# New puppy and raw diet



## LoveMyDogs (Mar 9, 2011)

We have a Male puppy GSD coming home on Friday he is 8wks old. We want to start him on a raw diet rightaway. Our Female GSD is 2.5 yrs old and we would like to switch her diet as well. We live in Wisconsin north of Madison and I have no idea where to find all the meat we will need. 

Is there a website where I can find out how much food and what kind of food to feed our babies. My GSD is active and is training for her BH right now. I have no idea how much to feed them I want to feed them the correct amount. 

Anyone know who sells organic meat and such for dogs in Wisconsin?

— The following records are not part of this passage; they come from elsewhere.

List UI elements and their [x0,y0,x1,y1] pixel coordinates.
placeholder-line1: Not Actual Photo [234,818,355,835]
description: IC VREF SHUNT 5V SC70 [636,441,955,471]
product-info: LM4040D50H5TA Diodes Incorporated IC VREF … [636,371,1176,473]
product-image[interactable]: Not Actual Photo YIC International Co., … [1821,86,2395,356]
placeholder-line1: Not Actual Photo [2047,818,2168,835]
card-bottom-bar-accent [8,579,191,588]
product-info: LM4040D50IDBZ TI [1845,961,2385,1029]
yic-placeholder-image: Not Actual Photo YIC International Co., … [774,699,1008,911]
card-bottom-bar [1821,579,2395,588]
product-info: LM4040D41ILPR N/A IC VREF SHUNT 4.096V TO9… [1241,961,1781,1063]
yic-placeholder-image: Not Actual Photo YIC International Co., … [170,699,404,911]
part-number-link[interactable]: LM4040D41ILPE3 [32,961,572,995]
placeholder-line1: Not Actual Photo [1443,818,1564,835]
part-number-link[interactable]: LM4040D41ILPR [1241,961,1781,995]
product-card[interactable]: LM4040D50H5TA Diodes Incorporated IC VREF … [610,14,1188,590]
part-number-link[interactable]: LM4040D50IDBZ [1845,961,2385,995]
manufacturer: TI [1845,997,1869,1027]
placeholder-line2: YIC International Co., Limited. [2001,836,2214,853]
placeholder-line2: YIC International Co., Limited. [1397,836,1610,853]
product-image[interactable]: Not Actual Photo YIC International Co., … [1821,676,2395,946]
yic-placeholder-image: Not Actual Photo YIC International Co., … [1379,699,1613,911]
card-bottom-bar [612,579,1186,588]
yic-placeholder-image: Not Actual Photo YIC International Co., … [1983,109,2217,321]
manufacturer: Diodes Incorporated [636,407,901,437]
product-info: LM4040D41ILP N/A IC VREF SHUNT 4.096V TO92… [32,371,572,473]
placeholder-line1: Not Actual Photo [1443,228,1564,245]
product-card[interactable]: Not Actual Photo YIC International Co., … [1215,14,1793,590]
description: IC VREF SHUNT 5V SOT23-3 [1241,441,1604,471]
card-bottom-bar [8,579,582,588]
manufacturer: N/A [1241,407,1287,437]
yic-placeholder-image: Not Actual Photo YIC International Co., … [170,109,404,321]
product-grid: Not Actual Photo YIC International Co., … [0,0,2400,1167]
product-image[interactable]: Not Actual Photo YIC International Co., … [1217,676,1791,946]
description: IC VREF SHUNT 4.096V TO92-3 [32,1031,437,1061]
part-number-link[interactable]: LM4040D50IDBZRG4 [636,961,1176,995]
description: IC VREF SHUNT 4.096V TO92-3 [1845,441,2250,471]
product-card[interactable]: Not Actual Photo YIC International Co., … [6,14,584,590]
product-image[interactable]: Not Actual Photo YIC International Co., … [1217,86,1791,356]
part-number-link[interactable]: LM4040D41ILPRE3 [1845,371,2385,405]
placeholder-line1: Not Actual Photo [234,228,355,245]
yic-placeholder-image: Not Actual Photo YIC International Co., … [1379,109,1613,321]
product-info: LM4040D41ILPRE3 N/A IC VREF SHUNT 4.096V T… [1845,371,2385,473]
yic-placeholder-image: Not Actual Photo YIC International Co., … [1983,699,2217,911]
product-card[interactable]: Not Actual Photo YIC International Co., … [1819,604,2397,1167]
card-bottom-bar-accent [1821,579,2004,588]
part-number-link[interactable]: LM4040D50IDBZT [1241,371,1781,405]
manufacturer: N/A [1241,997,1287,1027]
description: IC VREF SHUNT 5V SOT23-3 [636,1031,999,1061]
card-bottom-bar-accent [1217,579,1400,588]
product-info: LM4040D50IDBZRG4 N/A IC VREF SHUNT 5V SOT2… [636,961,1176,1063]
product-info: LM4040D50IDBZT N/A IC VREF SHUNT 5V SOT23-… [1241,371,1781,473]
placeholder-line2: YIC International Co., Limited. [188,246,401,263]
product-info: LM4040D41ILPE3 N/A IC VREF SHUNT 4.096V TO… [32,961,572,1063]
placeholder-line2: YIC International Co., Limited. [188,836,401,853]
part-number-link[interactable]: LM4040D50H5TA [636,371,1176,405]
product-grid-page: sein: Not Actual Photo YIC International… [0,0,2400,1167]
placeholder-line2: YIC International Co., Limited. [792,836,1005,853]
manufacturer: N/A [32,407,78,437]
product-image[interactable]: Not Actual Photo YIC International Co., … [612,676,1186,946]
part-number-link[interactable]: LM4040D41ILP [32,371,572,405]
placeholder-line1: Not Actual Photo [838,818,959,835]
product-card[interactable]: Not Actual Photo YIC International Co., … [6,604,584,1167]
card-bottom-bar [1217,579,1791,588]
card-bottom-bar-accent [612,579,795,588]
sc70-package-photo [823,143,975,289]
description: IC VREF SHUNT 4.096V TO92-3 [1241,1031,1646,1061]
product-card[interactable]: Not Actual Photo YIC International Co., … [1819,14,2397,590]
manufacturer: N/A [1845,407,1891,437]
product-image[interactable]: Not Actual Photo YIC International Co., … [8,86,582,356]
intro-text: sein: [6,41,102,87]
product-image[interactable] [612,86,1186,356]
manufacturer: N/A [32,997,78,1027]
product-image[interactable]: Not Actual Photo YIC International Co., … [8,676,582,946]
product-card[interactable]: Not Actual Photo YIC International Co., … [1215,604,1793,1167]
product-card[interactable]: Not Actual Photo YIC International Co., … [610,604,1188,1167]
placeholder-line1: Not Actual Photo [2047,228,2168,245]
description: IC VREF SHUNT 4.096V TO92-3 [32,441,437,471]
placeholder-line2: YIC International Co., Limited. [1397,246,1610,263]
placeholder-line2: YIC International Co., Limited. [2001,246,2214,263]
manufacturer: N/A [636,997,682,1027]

I also heard that Goats milk is good for the puppy but not sure for how long. This is all new to us, we are feeding Elsa Taste of the Wild right now. 

Thanks


----------



## Mac's Mom (Jun 7, 2010)

Hi! Welcome to the forum. I'm 30 minutes east of Madison. For answers on how much to feed I personally suggest Welcome to the Raw Dog Ranch. I don't buy organic or in bulk yet but some of my friends do for their families. I'll get some information and get back to you.


----------



## LoveMyDogs (Mar 9, 2011)

Thanks so much, and I will check out that website.


----------



## Josie/Zeus (Nov 6, 2000)

Check this out

http://24kgsd.com/blog/category/k9-nutrition/


----------



## Mac's Mom (Jun 7, 2010)

Organic farms in Wisconsin
2010 Farm Fresh Atlas - Certified Organic Farms


----------



## DeeMcB (Nov 28, 2010)

Definitely connect with slaughter houses. I get 'scraps' for .50 a pound from them. I also advertise on Craig's List & Freecycle for hunters' scraps and people cleaning out their freezers. I would say I buy less than 20% of what my dogs eat.


----------